Chez Wayzup, les passagers avec un Passe Navigo ont droit à deux trajets gratuits par jour dans la limite de 40 kilomètres. Et pour les conducteurs il y aura un versement de dix centimes par kilomètre et par passager transporté. Cela pourrait donc permettre à un conducteur d’empocher 120 euros à la fin du mois pour celui qui covoiture tous les jours un passager sur 30 kilomètres. 

Des places de parking labellisées

La Région et la Ville souhaite également voir la création de places spéciales. Île-de-France Mobilités, anciennement le STIF, souhaite en effet réserver des places de parking à prix réduit pour les personnes pratiquant le covoiturage. Pour bénéficier de la réduction, il faudra justifier de la présence d’au moins deux personnes dans le véhicule en présentant, par exemple, deux passes Navigo, explique le Journal du dimanche.
Face à “la brutalité de la fermeture de certaines voies dans Paris, Valérie Pécresse assure avoir réclamé certaines “mesures compensatoires”. “Je commence à en obtenir, la mairie de Paris m’a proposé 1.000 places de parking aux portes de Paris. Elles sont identifiées et nous allons les labelliser”, a-t-elle déclaré sur RTL.
Enfin, la Ville souhaite également mobiliser les société Indigo, Effia et Saemes, les trois opérateurs du stationnement sous-terrain, pour créer des places de parking réservées à tarif préférentiel mais aussi des zones de rencontre.

Bientôt des voies spéciales ?

Autre idée évoquée dans les colonnes du Journal du Dimanche, l’ouverture des voies habituellement réservées aux bus et taxis aux covoitureurs. Cela pourrait être effectif dès le mois d’octobre sur l’autoroute A1, A6 et A10 alors qu’il faudra patienter jusqu’en 2018 pour que cela soit également possible sur l’autoroute A3 et A12.

La demande a été faite à l’État. La ministre des Transports, Élisabeth Borne y serait plutôt favorable.

Les “nouvelles” applications

Les téléphones n’échappent pas à cette volonté de développer le covoiturage. Outre BlaBlaLines, qui s’est fait une place à Paris, d’autres applications pourraient également jouer un rôle prépondérant dans l’émancipation du covoiturage au quotidien. Ainsi le moteur de recherche vianavigo.fr, le site d’informations d’Île-de-France Mobilités, connaît une seconde jeunesse.
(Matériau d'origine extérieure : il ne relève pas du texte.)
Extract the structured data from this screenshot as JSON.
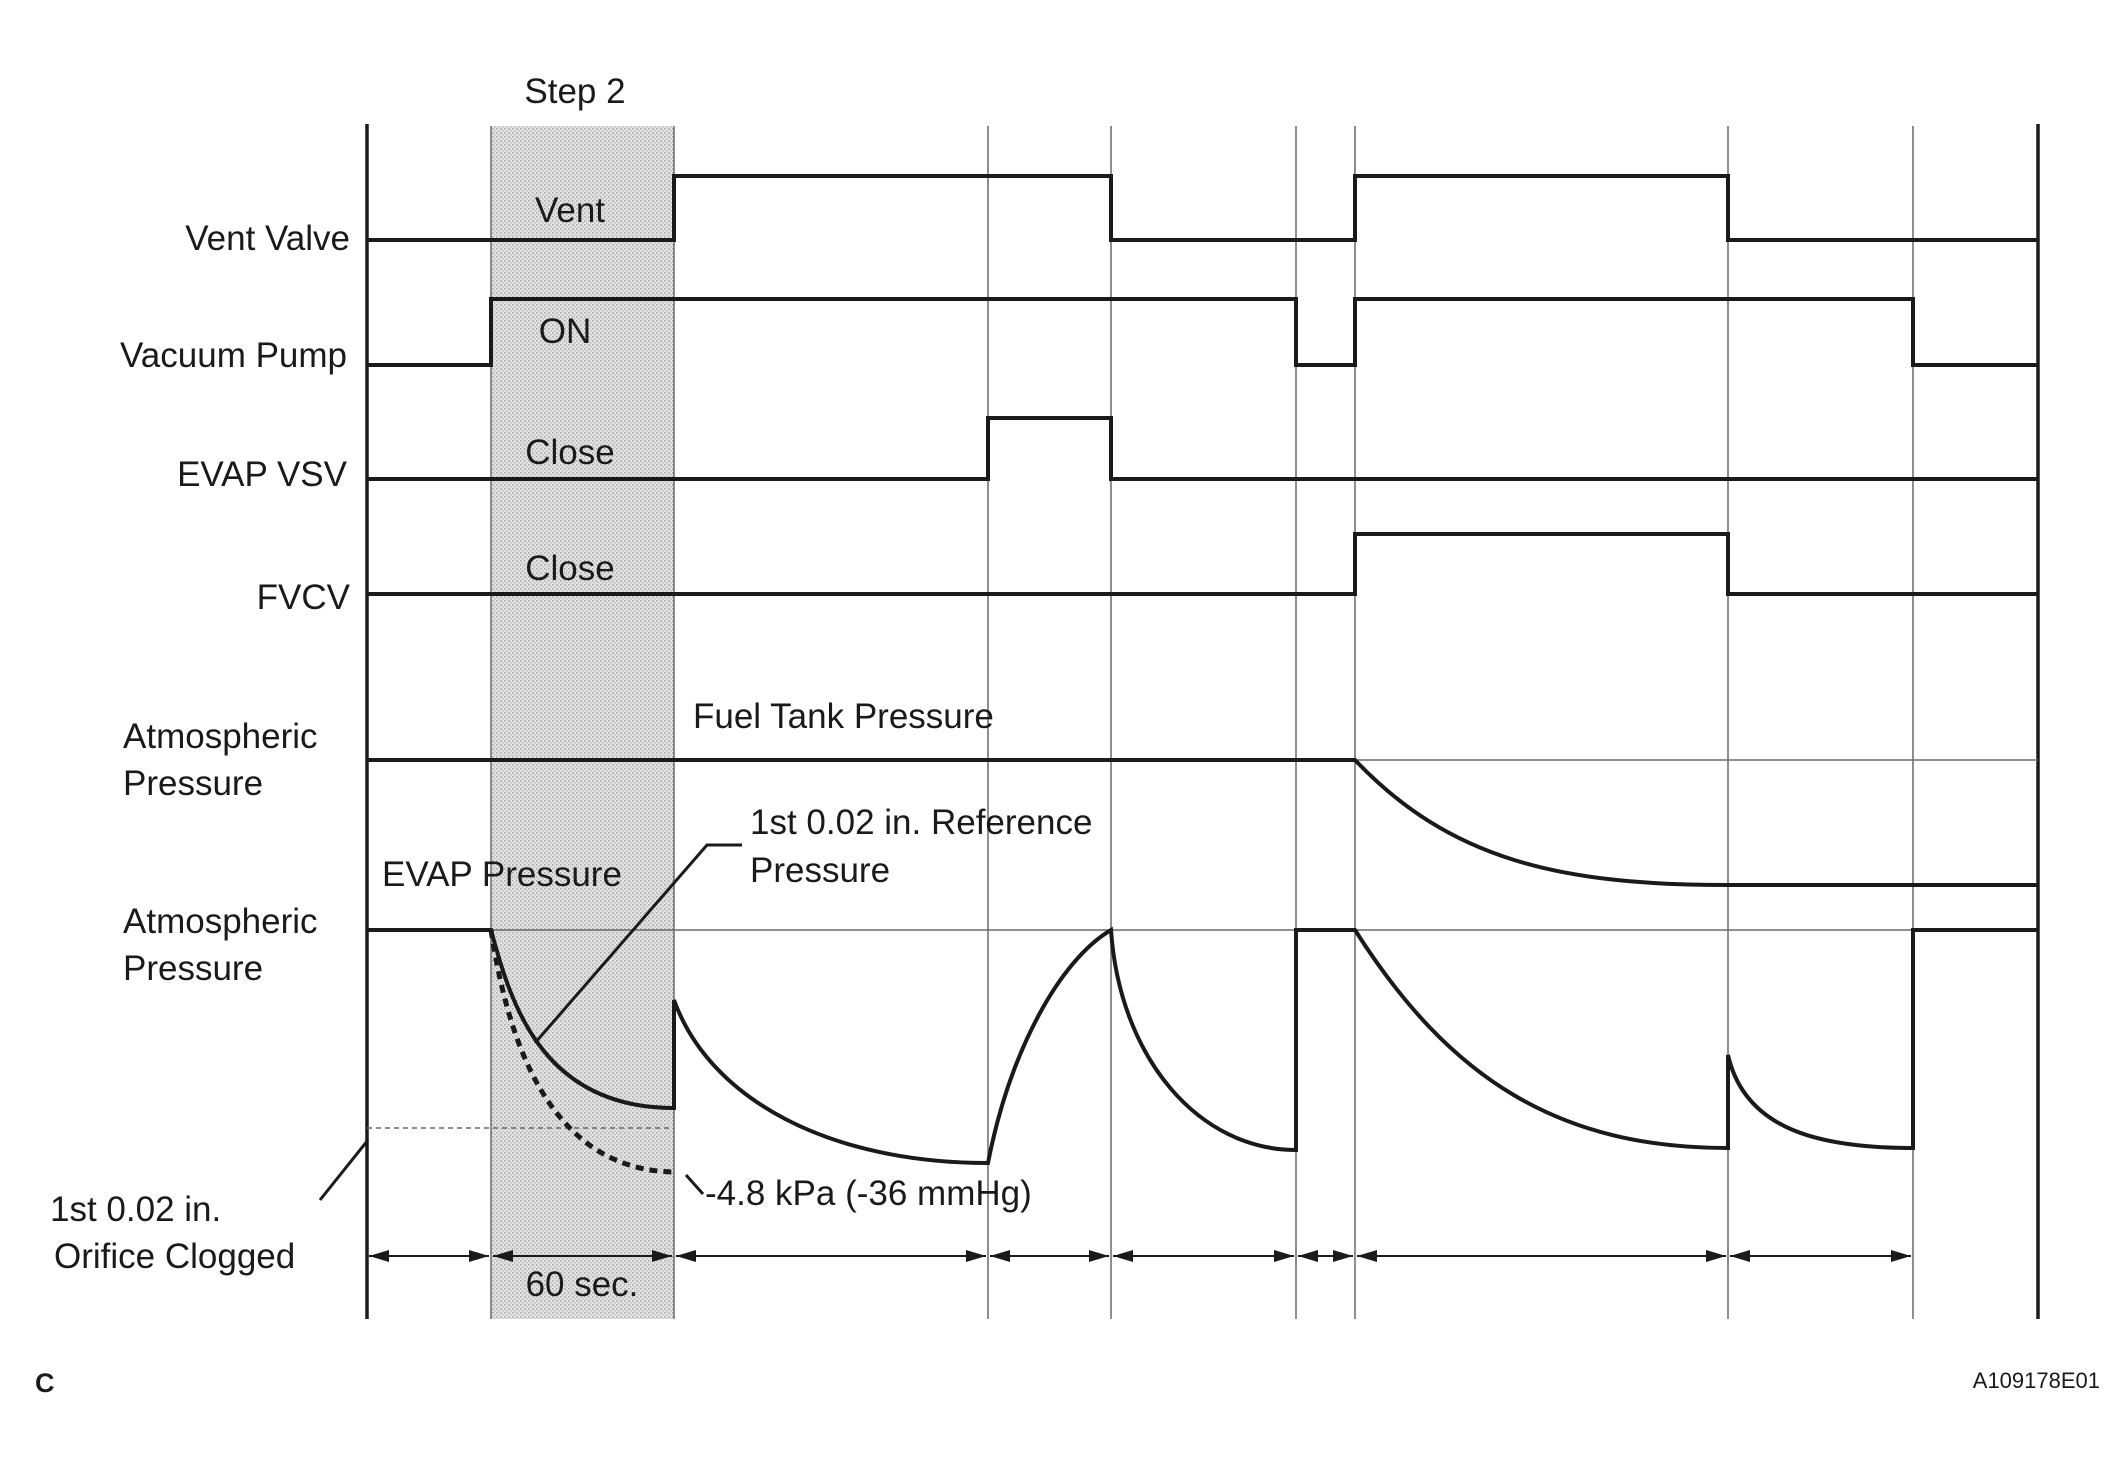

Si l’application n’est pas nouvelle, celle-ci propose dorénavant de nouvelles fonctionnalités aux utilisateurs. La traditionnelle recherche des transports en commun demeure mais est dorénavant compléter par les offres de covoiturage depuis ce lundi 18 septembre. En effet, huit entreprises de covoiturage ont collaboré sur ce projet : BlaBlalines, Citygoo, Clem’, Ecov, IDVroom, Karos, OuiHop et WayzUp.